B’midbar/Numbers 1:2
The Israelites have just celebrated the first anniversary of their liberation. Sefer B’midbar, the Book of Numbers, returns our attention to the Israelite wanderings in the wilderness and opens with the command to take a census of the Israelites. Chieftains of each tribe are named to assist Moshe and Aharon in creating an accounting of those men over the age of twenty—fighting men—in each tribe who will make up the Israelite army as it sets out on its journey to the Promised Land. The Torah uses an identical formula in presenting the results of each tribe, concluding with the number of soldiers available. This leads to the spatial arrangement of the Israelite encampment, with three tribes designated for each side of the camp, surrounding an inner square made up of the three Levitical clans and the family of Aharon, the Kohanim. At the very center was the Mishkan, the moveable sanctuary which represented the Divine Presence in their midst.
Since transforming the Israelites from slaves to free people and a “nation of priests” represents the central mission of the entire Exodus experience even the encampment’s layout, in all its detail must serve this spiritual enterprise. There is a subtle indication of this within God’s command to count the Israelites within the verse cited at the top.
If we examine the Hebrew words above carefully, we find something quite noteworthy.

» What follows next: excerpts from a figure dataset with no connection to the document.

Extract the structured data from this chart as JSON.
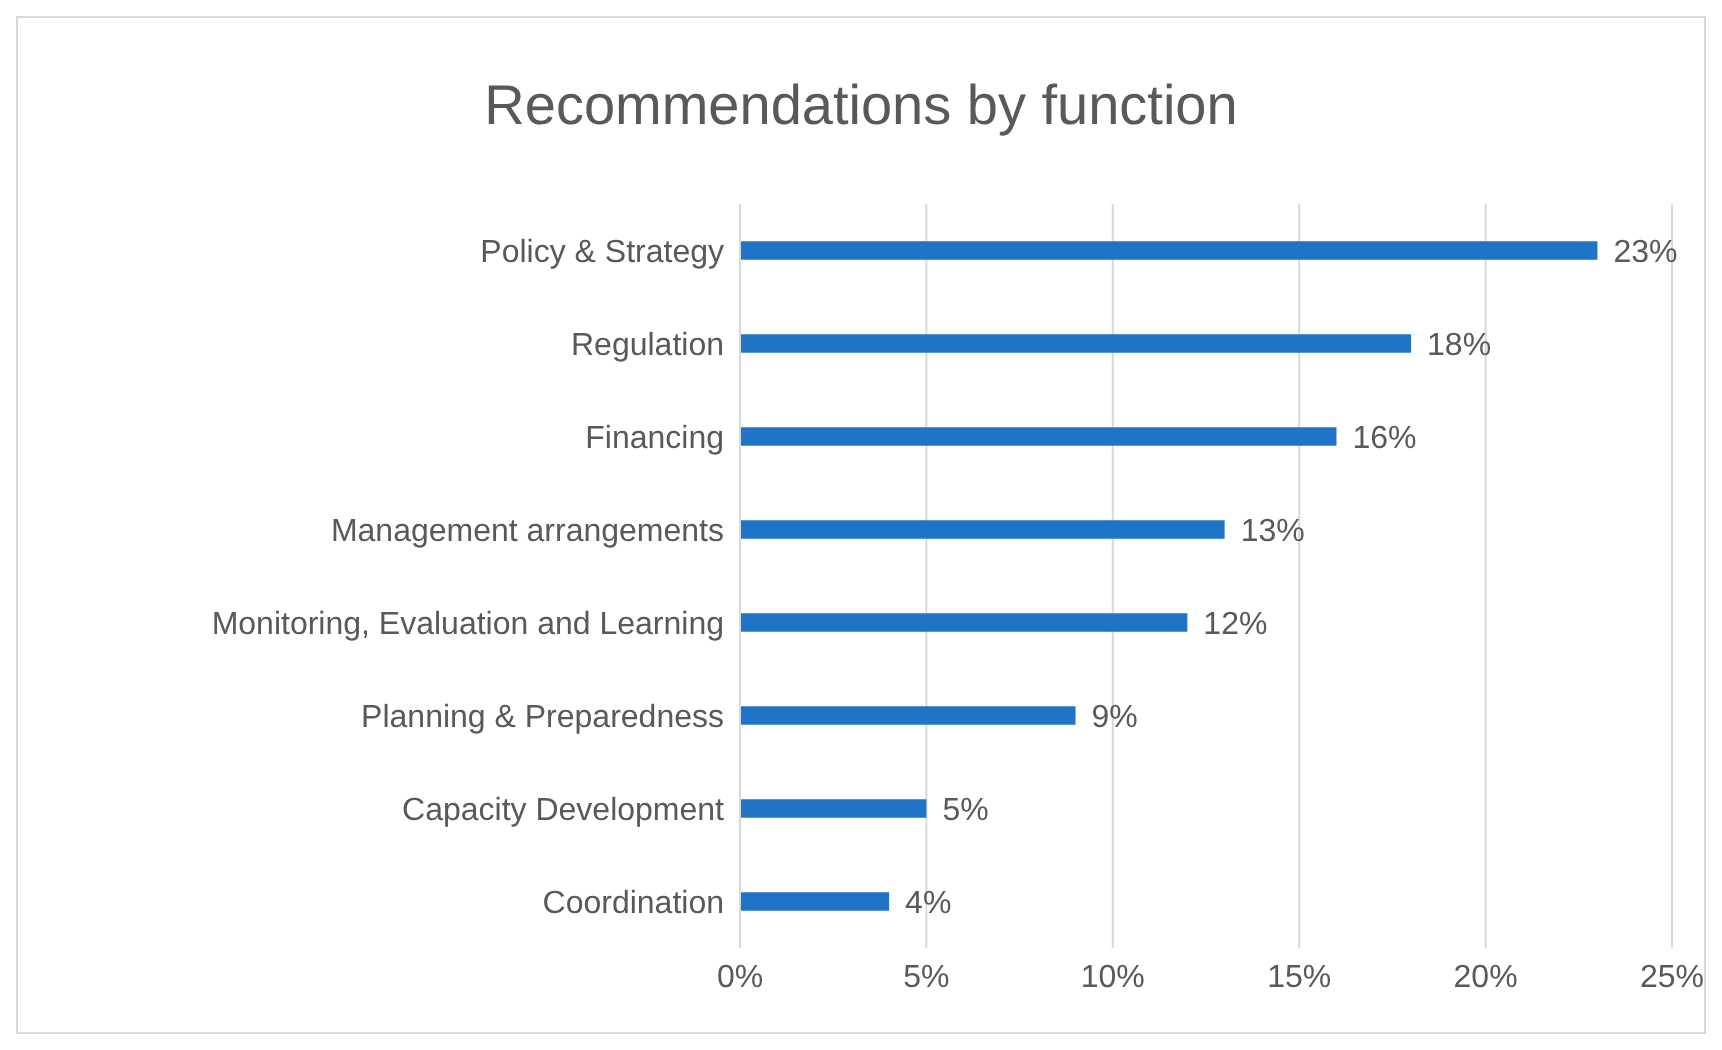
{
  "chart_data": {
    "type": "bar",
    "orientation": "horizontal",
    "title": "Recommendations by function",
    "categories": [
      "Policy & Strategy",
      "Regulation",
      "Financing",
      "Management arrangements",
      "Monitoring, Evaluation and Learning",
      "Planning & Preparedness",
      "Capacity Development",
      "Coordination"
    ],
    "values": [
      23,
      18,
      16,
      13,
      12,
      9,
      5,
      4
    ],
    "value_labels": [
      "23%",
      "18%",
      "16%",
      "13%",
      "12%",
      "9%",
      "5%",
      "4%"
    ],
    "color": "#1f74c8",
    "xlim": [
      0,
      25
    ],
    "xticks": [
      {
        "value": 0,
        "label": "0%"
      },
      {
        "value": 5,
        "label": "5%"
      },
      {
        "value": 10,
        "label": "10%"
      },
      {
        "value": 15,
        "label": "15%"
      },
      {
        "value": 20,
        "label": "20%"
      },
      {
        "value": 25,
        "label": "25%"
      }
    ],
    "grid": "x"
  }
}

The Hebrew words se’u et rosh do not translate literally as “take a census”. While understood by traditional commentators and translators through the ages to mean count the people, this expression literally means “raise the head”. What does the Torah intend by asserting that when counting the people there is also an implicit obligation to raise, or elevate, the head of every Israelite?
Rabbi Isaiah Horowitz, a late sixteenth-century Eastern European sage also known by the name of his greatest work, The Sh’lah, explains:
The Torah uses the word rosh here, for what we translated as number. The word rosh, literally head, teaches us the importance of the Jewish people, that each is a head, each is important in himself. Each Jew must accordingly feel the great responsibility he has for all of his actions, for every action of his can improve the condition of the world, or Heaven forbid, make it deteriorate.”
When connected to the census of the Israelites, this unusual usage communicates God’s hopes and aspirations for the people, an affirmation that each one of us plays a unique role in God’s world and a specific destiny to fulfill as part of the Jewish people. Building our Jewish communities entails elevating the head of every Jewish person, thereby making her/him feel valued and recognized. Being a part of the Jewish community then and today should be an uplifting experience that brings us closer to God, Torah, one another, and closer to better able to fulfill our divine destiny.